The next day I went to the garden to check on the newly planted rows to see if they needed watering. Surprisingly, the tags were gone from where I had placed them. Some were gingerly laid next to the spot where I inserted them into the ground and others were far away in other beds, apparently hurled in a bitter rage. By looking at the effort involved, whoever did this was pretty upset with them. Or me?? I cast a suspicious glance at the garden gnome statuette lodged in the bamboo clump, peering out from his prison cell. It stood there with its unchangable enigmatic smile, but I swear I detected a flash of nervousness in his painted bisque eyes. I was sure he was not involved…but knew something…but could not say.

So, I put the garden labels back into place. The next day, I found the tags ripped violently from their ordained places. Was there a message here or was this the work of some unhinged animal?  And, if this is not a human then what kind of animal would do this? My mental list of past visitors to my backyard was not so extensive that I couldn’t narrow this down.
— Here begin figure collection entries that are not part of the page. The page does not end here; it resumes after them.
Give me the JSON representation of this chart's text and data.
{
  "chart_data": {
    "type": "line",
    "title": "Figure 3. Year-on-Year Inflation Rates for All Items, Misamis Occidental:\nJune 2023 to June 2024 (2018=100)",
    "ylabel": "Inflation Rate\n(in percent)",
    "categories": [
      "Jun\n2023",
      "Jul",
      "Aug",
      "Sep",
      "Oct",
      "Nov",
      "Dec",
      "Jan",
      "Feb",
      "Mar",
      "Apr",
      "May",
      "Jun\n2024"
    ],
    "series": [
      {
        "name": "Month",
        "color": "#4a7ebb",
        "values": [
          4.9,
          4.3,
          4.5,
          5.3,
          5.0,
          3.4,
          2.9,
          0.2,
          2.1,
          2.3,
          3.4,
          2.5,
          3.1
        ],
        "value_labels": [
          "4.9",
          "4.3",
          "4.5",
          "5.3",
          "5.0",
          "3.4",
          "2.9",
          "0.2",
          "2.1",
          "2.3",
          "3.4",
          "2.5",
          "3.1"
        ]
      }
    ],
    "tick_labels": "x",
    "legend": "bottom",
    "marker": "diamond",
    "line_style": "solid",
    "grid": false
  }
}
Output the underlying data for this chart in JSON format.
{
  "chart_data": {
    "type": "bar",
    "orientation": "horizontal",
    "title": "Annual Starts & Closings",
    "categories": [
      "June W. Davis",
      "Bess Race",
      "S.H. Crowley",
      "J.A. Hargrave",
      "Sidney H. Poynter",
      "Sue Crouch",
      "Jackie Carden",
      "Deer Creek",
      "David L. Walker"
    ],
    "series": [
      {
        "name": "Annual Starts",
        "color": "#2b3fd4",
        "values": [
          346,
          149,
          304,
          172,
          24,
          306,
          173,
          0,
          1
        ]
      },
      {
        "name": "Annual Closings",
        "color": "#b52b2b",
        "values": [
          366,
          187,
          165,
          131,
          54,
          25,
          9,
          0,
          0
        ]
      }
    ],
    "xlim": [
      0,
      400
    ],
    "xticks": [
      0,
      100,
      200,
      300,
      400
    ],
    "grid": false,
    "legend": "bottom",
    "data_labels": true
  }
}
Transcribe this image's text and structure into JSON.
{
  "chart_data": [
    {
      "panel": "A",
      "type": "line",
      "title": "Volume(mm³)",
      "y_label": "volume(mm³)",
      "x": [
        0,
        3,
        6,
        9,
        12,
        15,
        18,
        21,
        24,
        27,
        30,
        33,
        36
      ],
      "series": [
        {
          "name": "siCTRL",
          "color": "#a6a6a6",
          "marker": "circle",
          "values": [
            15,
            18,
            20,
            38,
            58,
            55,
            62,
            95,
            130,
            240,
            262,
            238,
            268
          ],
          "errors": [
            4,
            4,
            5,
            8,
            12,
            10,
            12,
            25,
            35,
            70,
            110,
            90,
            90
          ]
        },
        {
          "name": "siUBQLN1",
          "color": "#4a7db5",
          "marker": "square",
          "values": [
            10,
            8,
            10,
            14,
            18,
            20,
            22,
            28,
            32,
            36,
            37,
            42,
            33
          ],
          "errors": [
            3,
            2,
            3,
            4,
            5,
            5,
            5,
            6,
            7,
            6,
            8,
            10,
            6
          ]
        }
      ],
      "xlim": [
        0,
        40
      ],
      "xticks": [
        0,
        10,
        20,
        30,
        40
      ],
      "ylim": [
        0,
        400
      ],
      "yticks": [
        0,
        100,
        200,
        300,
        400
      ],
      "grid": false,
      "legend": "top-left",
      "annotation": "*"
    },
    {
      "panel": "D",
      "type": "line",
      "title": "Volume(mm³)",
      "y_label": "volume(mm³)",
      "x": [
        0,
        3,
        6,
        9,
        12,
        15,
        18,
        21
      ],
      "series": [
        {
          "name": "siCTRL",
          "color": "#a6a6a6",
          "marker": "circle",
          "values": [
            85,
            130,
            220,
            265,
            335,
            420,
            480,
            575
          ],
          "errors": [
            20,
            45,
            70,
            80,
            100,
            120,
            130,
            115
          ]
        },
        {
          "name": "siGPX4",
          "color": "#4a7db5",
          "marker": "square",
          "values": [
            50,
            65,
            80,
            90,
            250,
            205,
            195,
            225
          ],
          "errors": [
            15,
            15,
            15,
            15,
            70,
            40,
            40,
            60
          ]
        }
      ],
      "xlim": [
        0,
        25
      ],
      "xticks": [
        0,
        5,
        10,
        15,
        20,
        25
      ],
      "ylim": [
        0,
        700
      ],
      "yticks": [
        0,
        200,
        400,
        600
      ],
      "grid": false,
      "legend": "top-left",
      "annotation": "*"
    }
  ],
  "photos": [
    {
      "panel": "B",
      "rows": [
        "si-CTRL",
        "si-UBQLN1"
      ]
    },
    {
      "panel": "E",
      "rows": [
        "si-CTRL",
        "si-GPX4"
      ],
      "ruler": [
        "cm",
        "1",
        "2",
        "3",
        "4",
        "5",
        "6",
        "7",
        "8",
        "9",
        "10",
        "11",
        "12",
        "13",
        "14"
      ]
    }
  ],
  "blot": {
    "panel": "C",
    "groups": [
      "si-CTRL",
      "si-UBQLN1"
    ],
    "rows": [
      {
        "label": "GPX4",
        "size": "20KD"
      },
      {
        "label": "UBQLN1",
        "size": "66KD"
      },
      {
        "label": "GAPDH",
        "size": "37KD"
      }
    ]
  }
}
Let’s see…racoons (definite possiblilty, a story about them will be posted soon), opossums (maybe, but they only cared about roots and grubs and there was no sign of digging), neighborhood cats (they only wanted to stalk birds and make sad noises like weeping children- nope), squirrels (they seem so mild mannered, even kind…not their style), box turtle (really now, how much harm can an angry box turtle do?), black snakes (nope, too busy eating bugs and the stray mouse that might venture into my yard), mice (no, they only like to chew up things and besides, they are too busy running from the black snake) and then there were the birds.

This petty game of cat and mouse went on for the next week. Whoever it was thought that my resolve would weaken; and I, theirs. No matter where I slipped them into the soil, they were pulled out. One weekend day, I reset them in the late morning and found that by early afternoon, the mysteriously troubled visitor had yet again struck. This time, right under my nose when I was home, watching. I needed to step up my game. In vain, I resest the tags and placed a new one in the garden that read “STOP THE INSANITY!”. That too was soon dragged into another bed and abandoned, deliberately I am certain, face down. I resorted to weighting them down with bricks and burying the tags to their shoulders. Unreadable, but unmovable. At last, something that worked.

Some month or so later, the tags remained where I put them. The thing that had dedicated so much effort to upending them suddenly stopped and was not heard from again. The silence was now strange- did I win or…did something happen to my nemesis? Although I have not witnessed the  perpetrator in action, I believe I know who was behind this. It had to be the grackles.